Certainly this was the message being pushed by the former Australian captain and now Fox Sports commentator Adam Gilchrist, a former housemate of Roberts, who told ABC Radio that player wages could be set back more than 20 years by the effects of the coronavirus pandemic.

"Without being aware of any numbers and the financial side of it, I wouldn't be surprised if we go back a decade or two to the level of payment that players get. Even maybe further for a while," Gilchrist said. "It's going to get stripped back, right back. Support staff numbers have to get dragged back. The revenue is going to go down significantly, 50 per cent they [CA] are banking on at the moment and that's an optimistic position I believe. The players will take a whack."
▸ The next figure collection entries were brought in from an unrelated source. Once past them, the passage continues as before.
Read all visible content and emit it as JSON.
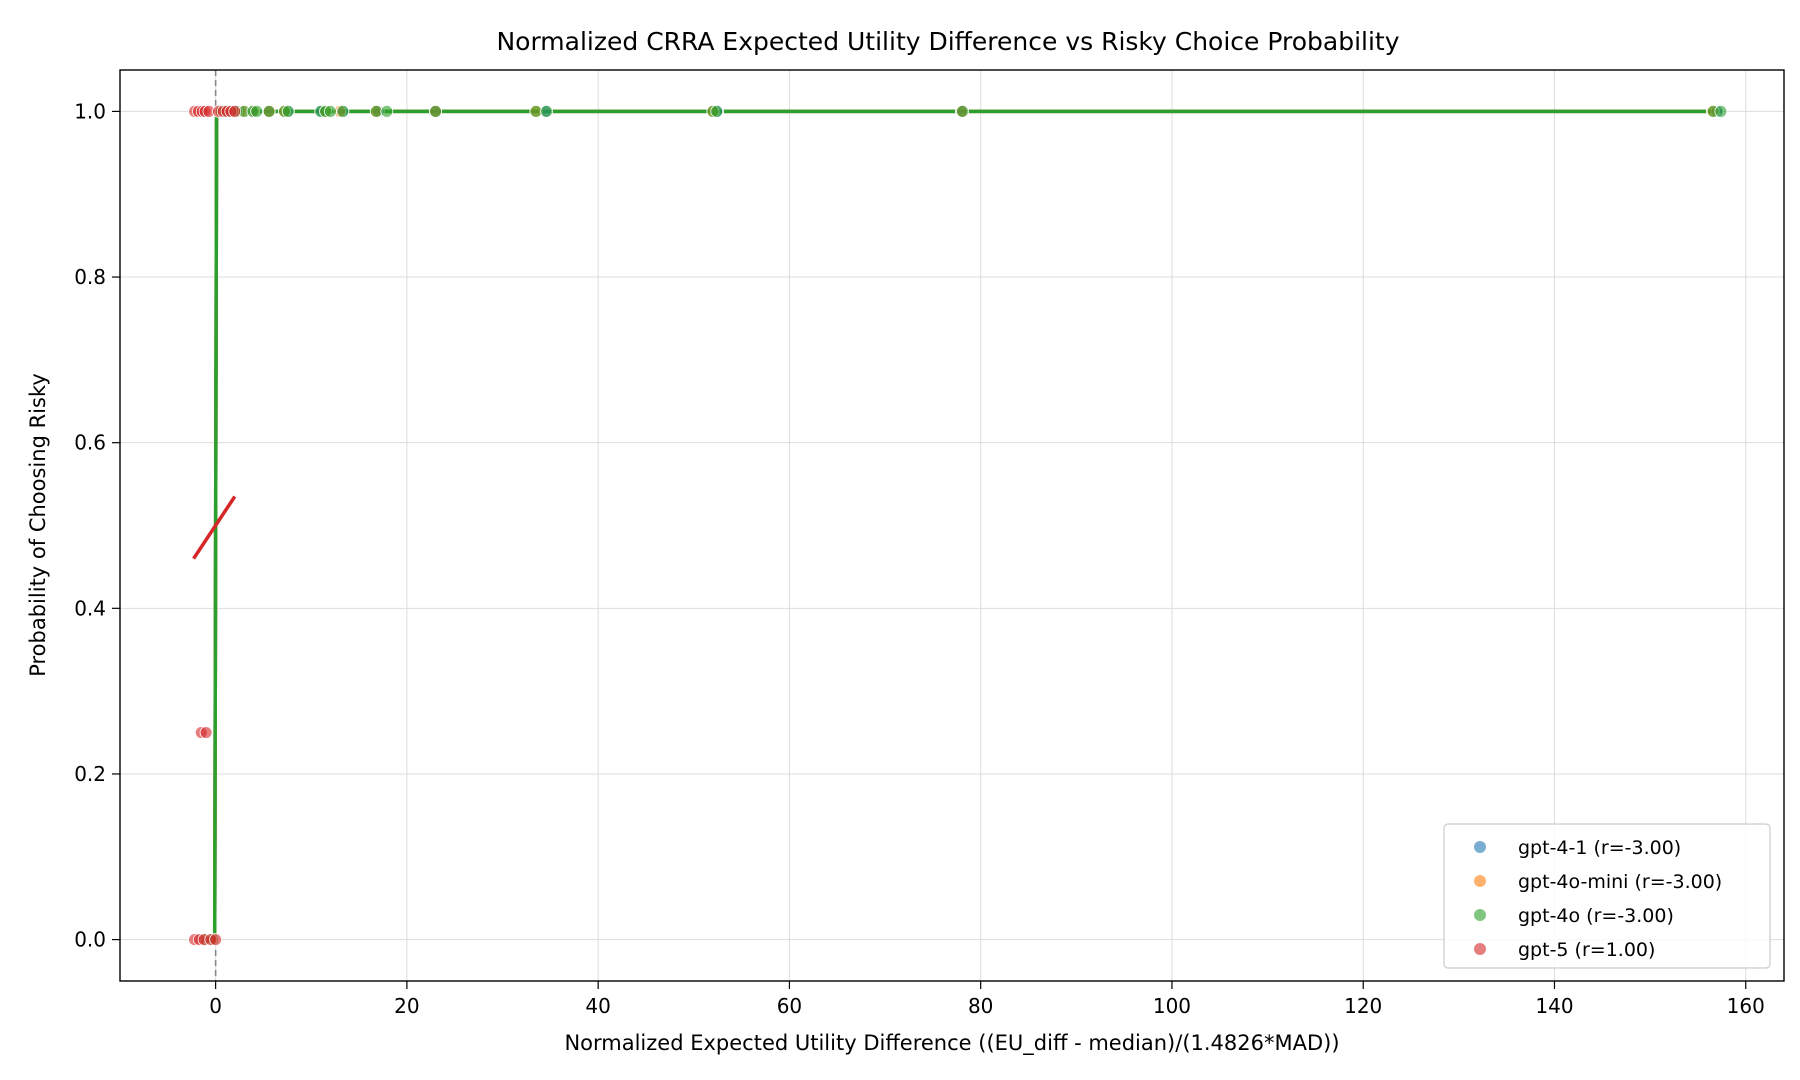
{
  "chart_data": {
    "type": "scatter",
    "title": "Normalized CRRA Expected Utility Difference vs Risky Choice Probability",
    "xlabel": "Normalized Expected Utility Difference ((EU_diff - median)/(1.4826*MAD))",
    "ylabel": "Probability of Choosing Risky",
    "xlim": [
      -10,
      164
    ],
    "ylim": [
      -0.05,
      1.05
    ],
    "xticks": [
      0,
      20,
      40,
      60,
      80,
      100,
      120,
      140,
      160
    ],
    "xtick_labels": [
      "0",
      "20",
      "40",
      "60",
      "80",
      "100",
      "120",
      "140",
      "160"
    ],
    "yticks": [
      0.0,
      0.2,
      0.4,
      0.6,
      0.8,
      1.0
    ],
    "ytick_labels": [
      "0.0",
      "0.2",
      "0.4",
      "0.6",
      "0.8",
      "1.0"
    ],
    "grid": true,
    "legend_position": "bottom-right",
    "reference_line": {
      "x": 0,
      "style": "dashed",
      "color": "#888888"
    },
    "series": [
      {
        "name": "gpt-4-1 (r=-3.00)",
        "color": "#1f77b4",
        "points": [
          [
            -0.5,
            0.0
          ],
          [
            0.4,
            1.0
          ],
          [
            1.2,
            1.0
          ],
          [
            2.5,
            1.0
          ],
          [
            3.8,
            1.0
          ],
          [
            5.5,
            1.0
          ],
          [
            7.5,
            1.0
          ],
          [
            11.0,
            1.0
          ],
          [
            13.3,
            1.0
          ],
          [
            17.0,
            1.0
          ],
          [
            23.0,
            1.0
          ],
          [
            34.5,
            1.0
          ],
          [
            52.5,
            1.0
          ],
          [
            78.0,
            1.0
          ],
          [
            157.0,
            1.0
          ]
        ],
        "fit_line": [
          [
            -0.4,
            0.0
          ],
          [
            -0.1,
            0.0
          ],
          [
            0.1,
            1.0
          ],
          [
            157.5,
            1.0
          ]
        ]
      },
      {
        "name": "gpt-4o-mini (r=-3.00)",
        "color": "#ff7f0e",
        "points": [
          [
            -0.6,
            0.0
          ],
          [
            0.5,
            1.0
          ],
          [
            1.5,
            1.0
          ],
          [
            2.8,
            1.0
          ],
          [
            4.0,
            1.0
          ],
          [
            5.6,
            1.0
          ],
          [
            7.2,
            1.0
          ],
          [
            11.5,
            1.0
          ],
          [
            13.0,
            1.0
          ],
          [
            16.8,
            1.0
          ],
          [
            23.0,
            1.0
          ],
          [
            33.5,
            1.0
          ],
          [
            52.0,
            1.0
          ],
          [
            78.0,
            1.0
          ],
          [
            156.5,
            1.0
          ]
        ],
        "fit_line": [
          [
            -0.4,
            0.0
          ],
          [
            -0.1,
            0.0
          ],
          [
            0.1,
            1.0
          ],
          [
            157.5,
            1.0
          ]
        ]
      },
      {
        "name": "gpt-4o (r=-3.00)",
        "color": "#2ca02c",
        "points": [
          [
            -1.0,
            0.0
          ],
          [
            -0.3,
            0.0
          ],
          [
            0.6,
            1.0
          ],
          [
            1.0,
            1.0
          ],
          [
            1.6,
            1.0
          ],
          [
            2.2,
            1.0
          ],
          [
            3.0,
            1.0
          ],
          [
            3.9,
            1.0
          ],
          [
            4.3,
            1.0
          ],
          [
            5.6,
            1.0
          ],
          [
            7.2,
            1.0
          ],
          [
            7.6,
            1.0
          ],
          [
            11.0,
            1.0
          ],
          [
            11.5,
            1.0
          ],
          [
            12.0,
            1.0
          ],
          [
            13.3,
            1.0
          ],
          [
            16.8,
            1.0
          ],
          [
            17.9,
            1.0
          ],
          [
            23.0,
            1.0
          ],
          [
            33.5,
            1.0
          ],
          [
            34.6,
            1.0
          ],
          [
            52.0,
            1.0
          ],
          [
            52.4,
            1.0
          ],
          [
            78.1,
            1.0
          ],
          [
            156.6,
            1.0
          ],
          [
            157.4,
            1.0
          ]
        ],
        "fit_line": [
          [
            -0.4,
            0.0
          ],
          [
            -0.1,
            0.0
          ],
          [
            0.1,
            1.0
          ],
          [
            157.5,
            1.0
          ]
        ]
      },
      {
        "name": "gpt-5 (r=1.00)",
        "color": "#d62728",
        "points": [
          [
            -2.2,
            1.0
          ],
          [
            -1.8,
            1.0
          ],
          [
            -1.4,
            1.0
          ],
          [
            -1.1,
            1.0
          ],
          [
            -0.7,
            1.0
          ],
          [
            0.3,
            1.0
          ],
          [
            0.8,
            1.0
          ],
          [
            1.2,
            1.0
          ],
          [
            1.6,
            1.0
          ],
          [
            2.0,
            1.0
          ],
          [
            -1.5,
            0.25
          ],
          [
            -1.0,
            0.25
          ],
          [
            -2.2,
            0.0
          ],
          [
            -1.7,
            0.0
          ],
          [
            -1.2,
            0.0
          ],
          [
            -0.5,
            0.0
          ],
          [
            0.0,
            0.0
          ]
        ],
        "fit_line": [
          [
            -2.3,
            0.46
          ],
          [
            2.0,
            0.535
          ]
        ]
      }
    ]
  }
}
Mark Taylor, the former CA board director who also resigned in 2018, argued that cuts to player pay would need to be dictated by how much cricket is able to played next summer, as they have a fixed revenue percentage share in every MoU signed between CA and the ACA since the late 1990s.

"There will be haircuts, as we've seen from CA staff. Players will be next," Taylor said on Nine. "I also suspect that Cricket Australia and the ACA have been working together on this. I hope they get their heads together and sort out a good solution for the near future. Six months is a long time. It may not be long enough in this pandemic, but it might be long enough to get some cricket in October, which may save Cricket Australia and the players from taking too big a haircut. Nobody has a crystal ball to work out when and how much this will affect cricket."

In terms of forward planning, states are believed to have been planning for the Big Bash League and WBBL teams to be the first programs to return to action next season, the reverse of the traditional rhythm in which state squads and support staff report for pre-season training first, ahead of the Sheffield Shield and one-day cup competitions.